Based on those writings and Rachel’s desire to impact the world with a chain reaction of kindness and compassion, Rachel's Challenge was born. Darrell now travels the world, talking to kids from elementary schools to colleges about Rachel’s ideas and values.

“Her story had a real impact on people, so we geared it towards the educational arena, and realize that young people especially gravitate to her story, because she was one of them.”

But Rachel's Challenge is more than a school assembly program. It’s a long-term campaign to stop teen suicides and bullying by promoting a pay-it-forward mentality of kindness.

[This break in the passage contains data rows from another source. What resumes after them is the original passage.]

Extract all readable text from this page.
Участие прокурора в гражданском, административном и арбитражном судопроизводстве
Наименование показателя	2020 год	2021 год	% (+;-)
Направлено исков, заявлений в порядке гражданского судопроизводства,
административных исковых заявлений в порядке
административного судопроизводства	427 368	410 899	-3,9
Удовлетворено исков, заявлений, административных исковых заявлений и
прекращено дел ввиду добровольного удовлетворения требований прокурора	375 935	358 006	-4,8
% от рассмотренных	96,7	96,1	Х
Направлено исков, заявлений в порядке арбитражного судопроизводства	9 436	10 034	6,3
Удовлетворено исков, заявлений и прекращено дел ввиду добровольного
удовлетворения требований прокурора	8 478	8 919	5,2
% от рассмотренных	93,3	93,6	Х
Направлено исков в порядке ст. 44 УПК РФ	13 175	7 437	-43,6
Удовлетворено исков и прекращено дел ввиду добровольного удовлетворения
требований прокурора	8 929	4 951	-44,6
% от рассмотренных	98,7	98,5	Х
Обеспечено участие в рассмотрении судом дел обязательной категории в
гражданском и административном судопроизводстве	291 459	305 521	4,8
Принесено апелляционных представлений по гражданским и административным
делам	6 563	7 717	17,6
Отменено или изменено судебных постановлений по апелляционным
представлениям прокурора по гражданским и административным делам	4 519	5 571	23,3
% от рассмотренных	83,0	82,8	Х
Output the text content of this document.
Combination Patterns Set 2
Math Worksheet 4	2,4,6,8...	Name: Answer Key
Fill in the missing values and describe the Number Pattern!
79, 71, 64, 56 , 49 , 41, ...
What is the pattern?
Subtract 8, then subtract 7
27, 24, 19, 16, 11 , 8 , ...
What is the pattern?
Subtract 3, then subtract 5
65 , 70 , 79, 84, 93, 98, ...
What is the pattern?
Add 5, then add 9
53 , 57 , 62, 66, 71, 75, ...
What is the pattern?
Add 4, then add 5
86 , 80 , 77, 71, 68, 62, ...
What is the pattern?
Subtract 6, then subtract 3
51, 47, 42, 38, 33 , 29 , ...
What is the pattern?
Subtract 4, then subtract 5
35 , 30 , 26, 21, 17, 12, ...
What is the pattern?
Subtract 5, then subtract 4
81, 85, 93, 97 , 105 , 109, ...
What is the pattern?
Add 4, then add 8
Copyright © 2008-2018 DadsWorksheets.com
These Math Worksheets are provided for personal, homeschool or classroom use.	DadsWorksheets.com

The schools who join in set up service clubs that work on positive projects for the school and community.

With more than 1200 Rachel’s Challenge service clubs across the world, the success stories are there.

“And it changes the climate,” Darrell said. “Just instantly the climate is changed in a school.”

For the business leaders and educators who saw today's presentation, a successful program like Rachel’s Challenge would be an ideal situation.

“It's incredible,” said Emile Foster of Homedale Elementary School. “I think it’s just the kind of inspiration we need.”

“I think we have a bunch of kids that do that already, in our schools and I think that recommitment from them, the affirmation from them that they're doing the right thing and it can spread, just like it did in Rachel's situation,” said St. Tammany Parish Public Schools Superintendent Trey Folse.

And for Darrell, a Louisiana native, it’s a program he knows Rachel would be proud of.

“I wish that she could be in the room seeing the impact of her life on others.”

Darrell says the group has received more than 450 emails and letters from kids who said Rachel's Challenge kept them from committing suicide.

WWLTV will be featuring local Rachel’s Challenge schools and students in the future.